2002, 16 mm, colore, sonoro, 9 min.
Camera presenta tre tableaux che si concentrano sulla relazione tra l'apparecchiatura fotografica e lo spazio utilizzato per riprendere. La macchina ci mostra tre stanze, ognuna delle quali è una "camera" (così definita nella maggior parte delle lingue neolatine). Sebbene i tableaux individuali possano restare a sé stanti e siano stati separati da brevi intervalli di fotogrammi neri, la loro sequenza sembra far emergere un altro aspetto, ovvero che l'indubitabilità del nostro scrutare è compromessa quando il punto di osservazione e l'oggetto della visione riflettono l'un l'altro.

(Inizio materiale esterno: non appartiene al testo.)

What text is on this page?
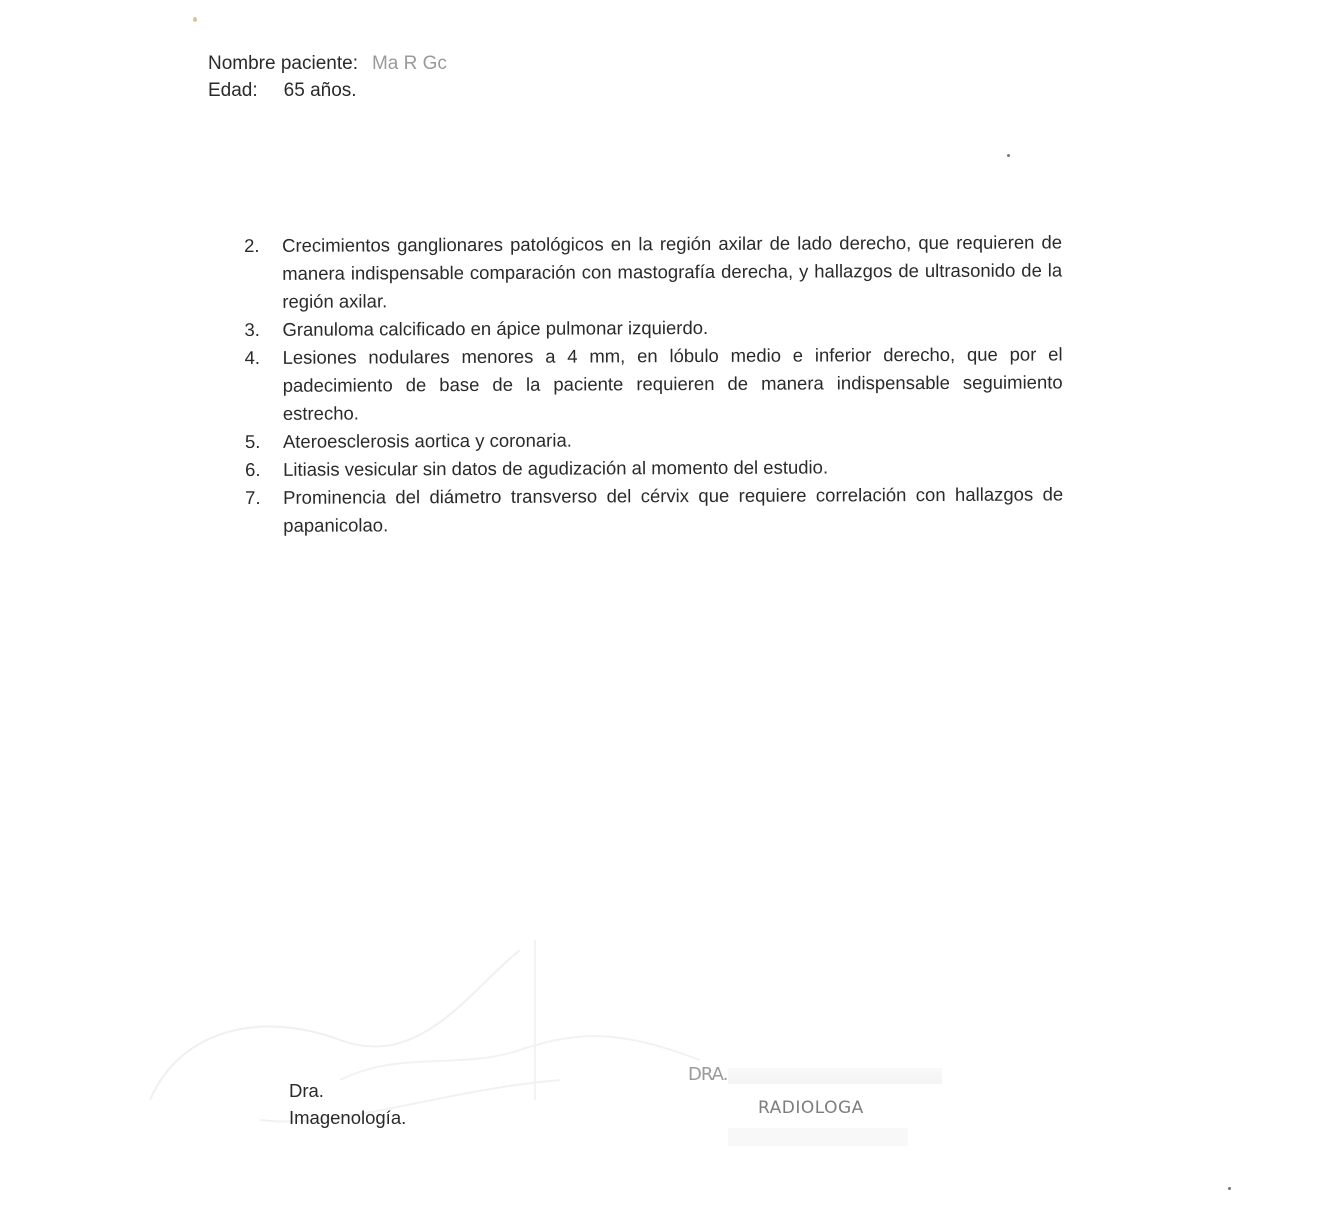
Nombre paciente: Ma R Gc
Edad: 65 años.
2.	Crecimientos ganglionares patológicos en la región axilar de lado derecho, que requieren de manera indispensable comparación con mastografía derecha, y hallazgos de ultrasonido de la región axilar.
3.	Granuloma calcificado en ápice pulmonar izquierdo.
4.	Lesiones nodulares menores a 4 mm, en lóbulo medio e inferior derecho, que por el padecimiento de base de la paciente requieren de manera indispensable seguimiento estrecho.
5.	Ateroesclerosis aortica y coronaria.
6.	Litiasis vesicular sin datos de agudización al momento del estudio.
7.	Prominencia del diámetro transverso del cérvix que requiere correlación con hallazgos de papanicolao.
Dra.
Imagenología.
DRA.
RADIOLOGA
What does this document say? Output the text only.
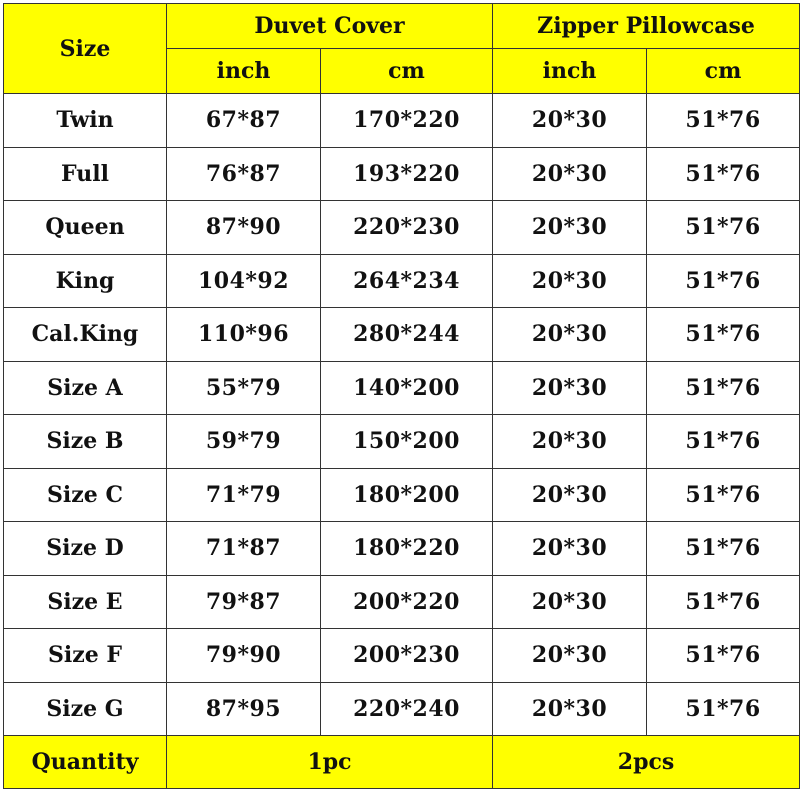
Size	Duvet Cover		Zipper Pillowcase	
	inch	cm	inch	cm
Twin	67*87	170*220	20*30	51*76
Full	76*87	193*220	20*30	51*76
Queen	87*90	220*230	20*30	51*76
King	104*92	264*234	20*30	51*76
Cal.King	110*96	280*244	20*30	51*76
Size A	55*79	140*200	20*30	51*76
Size B	59*79	150*200	20*30	51*76
Size C	71*79	180*200	20*30	51*76
Size D	71*87	180*220	20*30	51*76
Size E	79*87	200*220	20*30	51*76
Size F	79*90	200*230	20*30	51*76
Size G	87*95	220*240	20*30	51*76
Quantity	1pc		2pcs	
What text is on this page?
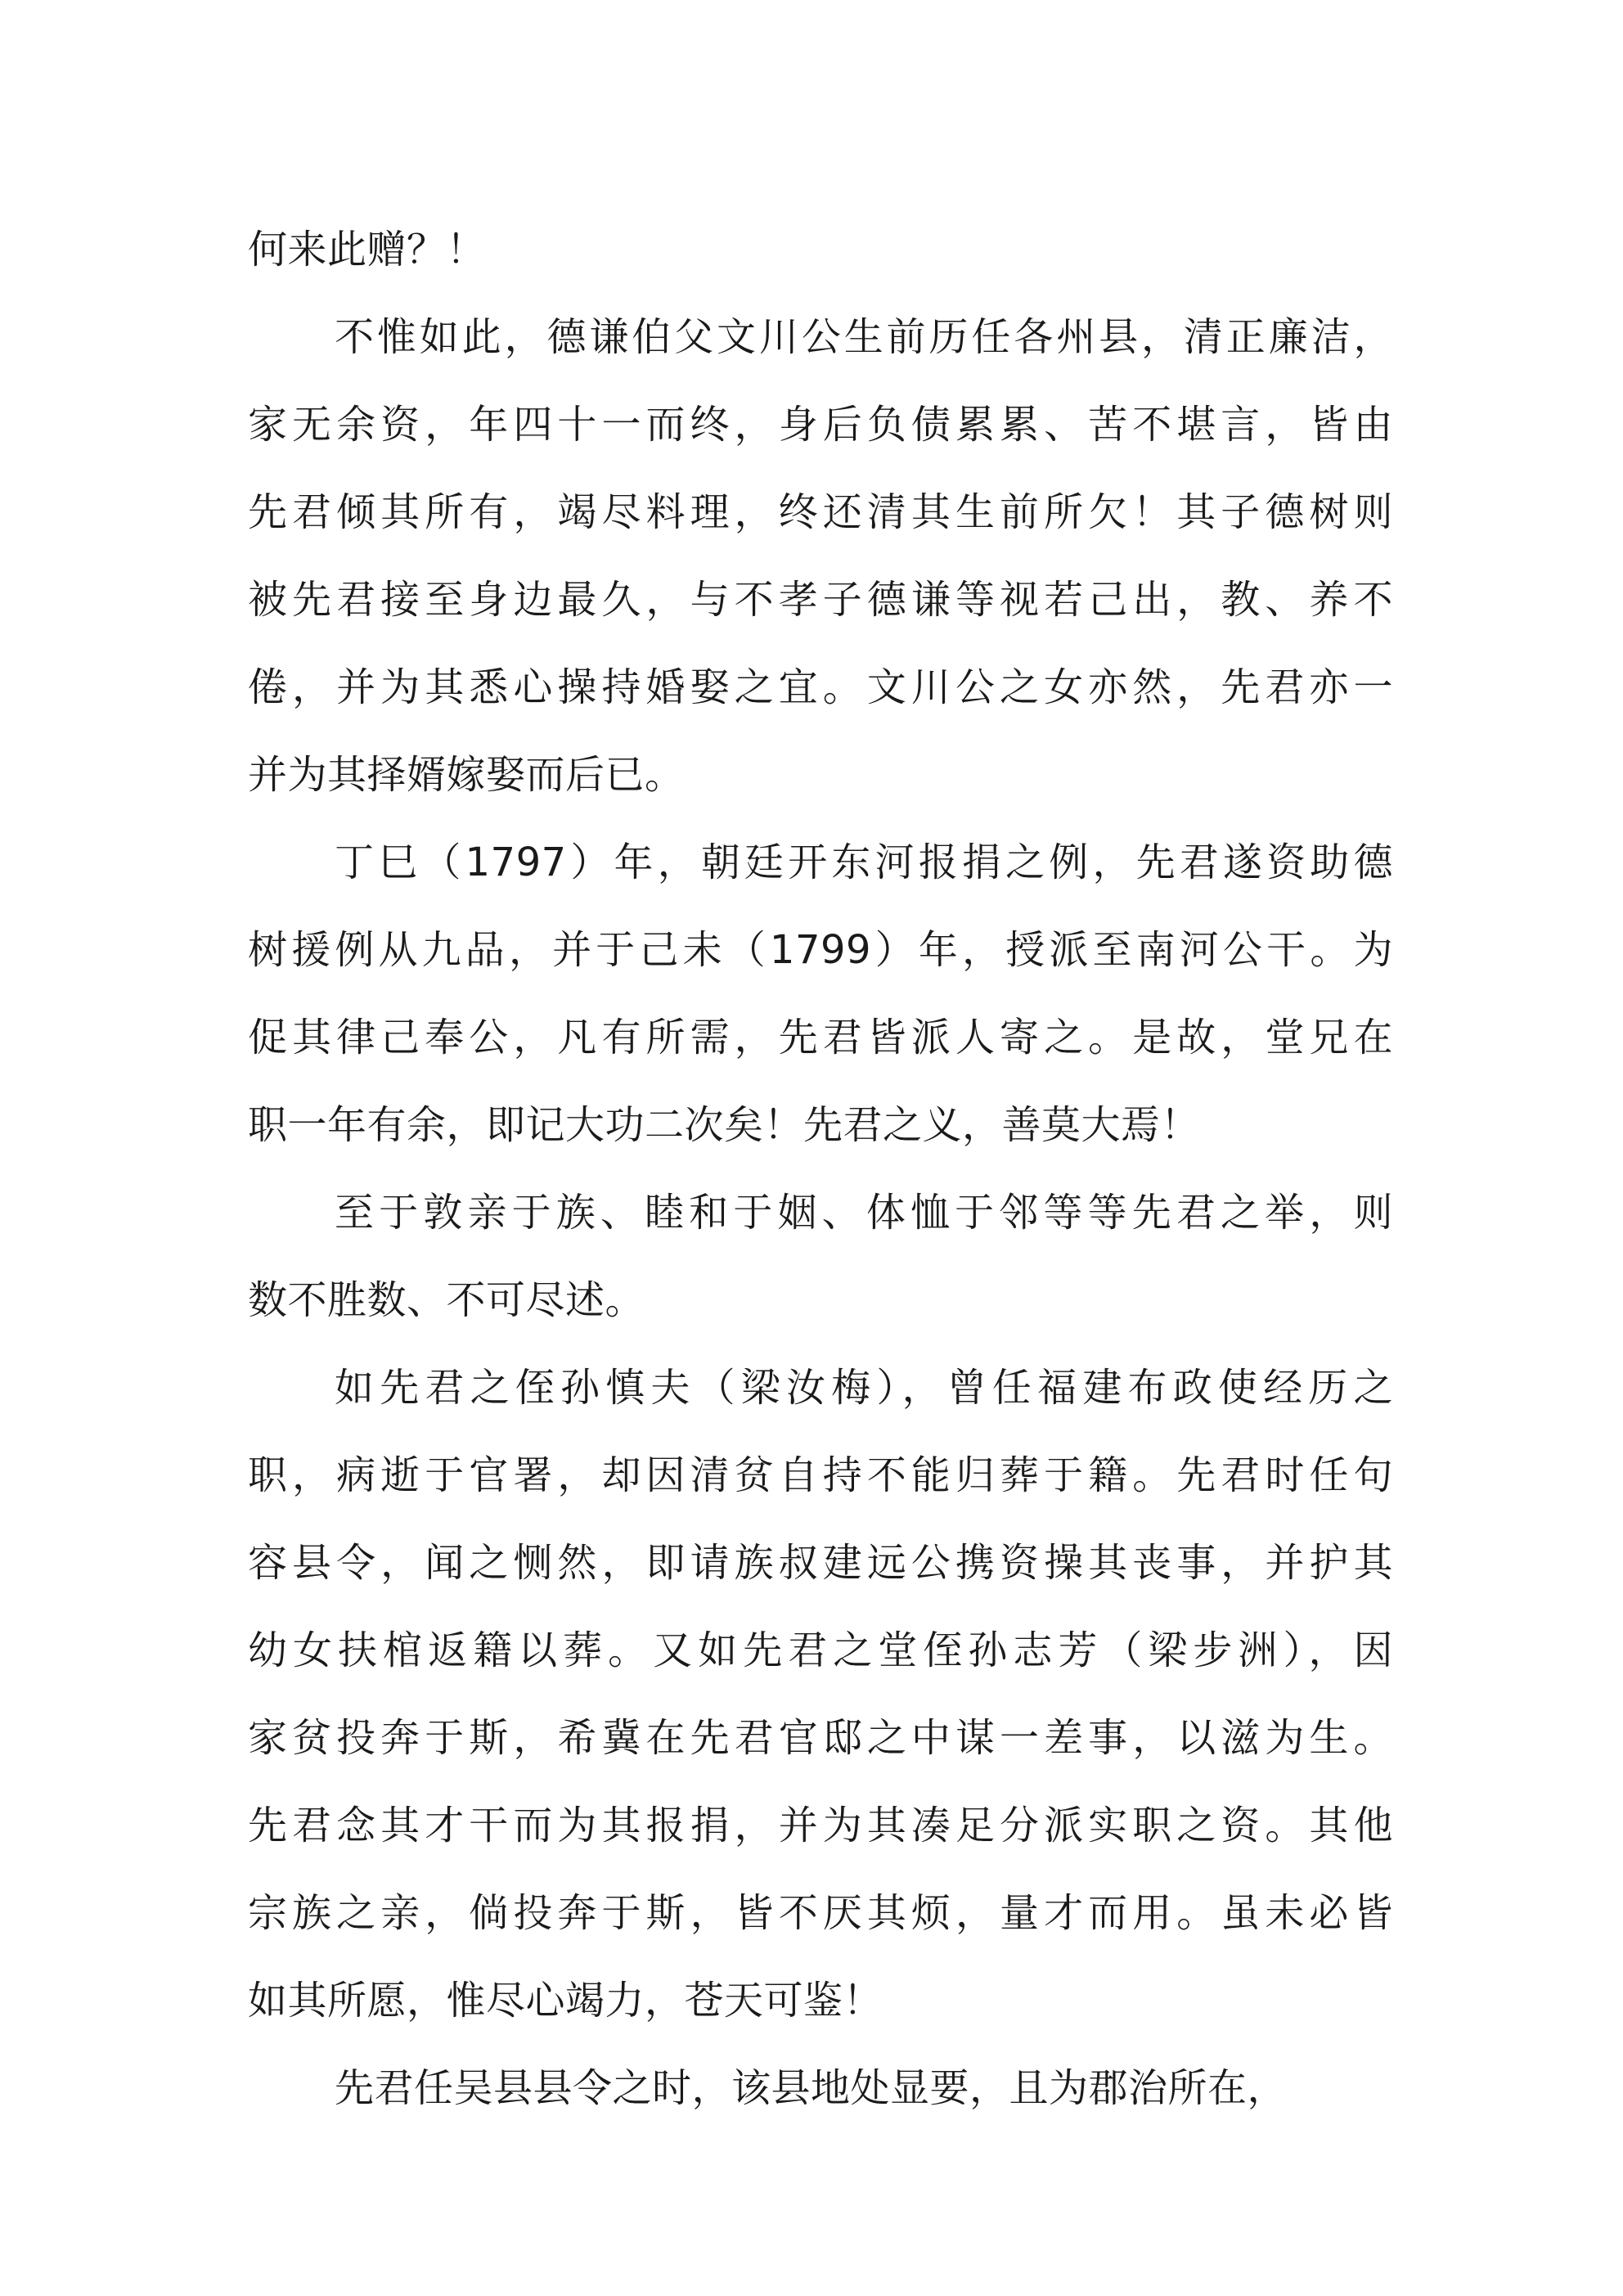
何来此赠？！
不惟如此，德谦伯父文川公生前历任各州县，清正廉洁，
家无余资，年四十一而终，身后负债累累、苦不堪言，皆由
先君倾其所有，竭尽料理，终还清其生前所欠！其子德树则
被先君接至身边最久，与不孝子德谦等视若己出，教、养不
倦，并为其悉心操持婚娶之宜。文川公之女亦然，先君亦一
并为其择婿嫁娶而后已。
丁巳（1797）年，朝廷开东河报捐之例，先君遂资助德
树援例从九品，并于己未（1799）年，授派至南河公干。为
促其律己奉公，凡有所需，先君皆派人寄之。是故，堂兄在
职一年有余，即记大功二次矣！先君之义，善莫大焉！
至于敦亲于族、睦和于姻、体恤于邻等等先君之举，则
数不胜数、不可尽述。
如先君之侄孙慎夫（梁汝梅），曾任福建布政使经历之
职，病逝于官署，却因清贫自持不能归葬于籍。先君时任句
容县令，闻之恻然，即请族叔建远公携资操其丧事，并护其
幼女扶棺返籍以葬。又如先君之堂侄孙志芳（梁步洲），因
家贫投奔于斯，希冀在先君官邸之中谋一差事，以滋为生。
先君念其才干而为其报捐，并为其凑足分派实职之资。其他
宗族之亲，倘投奔于斯，皆不厌其烦，量才而用。虽未必皆
如其所愿，惟尽心竭力，苍天可鉴！
先君任吴县县令之时，该县地处显要，且为郡治所在，
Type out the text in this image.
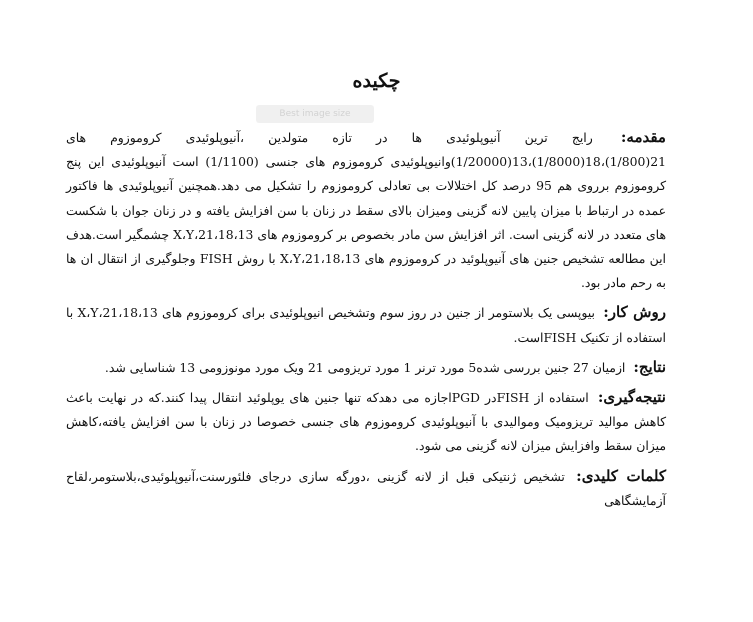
چکیده
Best image size

مقدمه: رایج ترین آنیوپلوئیدی ها در تازه متولدین ،آنیوپلوئیدی کروموزوم های 21(1/800)،18(1/8000)،13(1/20000)وانیوپلوئیدی کروموزوم های جنسی (1/1100) است آنیوپلوئیدی این پنج کروموزوم برروی هم 95 درصد کل اختلالات بی تعادلی کروموزوم را تشکیل می دهد.همچنین آنیوپلوئیدی ها فاکتور عمده در ارتباط با میزان پایین لانه گزینی ومیزان بالای سقط در زنان با سن افزایش یافته و در زنان جوان با شکست های متعدد در لانه گزینی است. اثر افزایش سن مادر بخصوص بر کروموزوم های 21،18،13،X،Y چشمگیر است.هدف این مطالعه تشخیص جنین های آنیوپلوئید در کروموزوم های 21،18،13،X،Y با روش FISH وجلوگیری از انتقال ان ها به رحم مادر بود.

روش کار: بیوپسی یک بلاستومر از جنین در روز سوم وتشخیص انیوپلوئیدی برای کروموزوم های 21،18،13،X،Y با استفاده از تکنیک FISHاست.

نتایج: ازمیان 27 جنین بررسی شده5 مورد ترنر 1 مورد تریزومی 21 ویک مورد مونوزومی 13 شناسایی شد.

نتیجه‌گیری: استفاده از FISHدر PGDاجازه می دهدکه تنها جنین های یوپلوئید انتقال پیدا کنند.که در نهایت باعث کاهش موالید تریزومیک وموالیدی با آنیوپلوئیدی کروموزوم های جنسی خصوصا در زنان با سن افزایش یافته،کاهش میزان سقط وافزایش میزان لانه گزینی می شود.

کلمات کلیدی: تشخیص ژنتیکی قبل از لانه گزینی ،دورگه سازی درجای فلئورسنت،آنیوپلوئیدی،بلاستومر،لقاح آزمایشگاهی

Il primo tableau è assolutamente invitante: crea l'impressione che lo spettatore si trovi su una terrazza in estate, con il rumore del traffico in lontananza e con panni stesi ad asciugare, mare, cielo e colori visibili da lontano. In effetti, lo spazio mostrato è tutto tranne che aperto: essendo composto da tre riprese differenti infatti, può esistere solo nella macchina. Il nostro sguardo è limitato da immagini che si trasformano in pareti, come se lo schermo diventasse all'improvviso una camera oscura.
Mentre la possibilità di creare lo spazio che circonda l'immagine scompare, elemento esplorato nel primo tableau, tale spazio è ripristinato nei due che seguono. Nel primo caso, l'ambiente e nel secondo la stanza, sono delineati da un esterno che è appena visibile. Lo sguardo dello spettatore si conquista la libertà attraverso il visibile e l'invisibile, il film ed il mondo, ma solo a condizione di mettersi alla ricerca di un altro cielo dalla stanza. Questa libertà è un'illusione: non l'invisibile ma il visibile è l'enigma.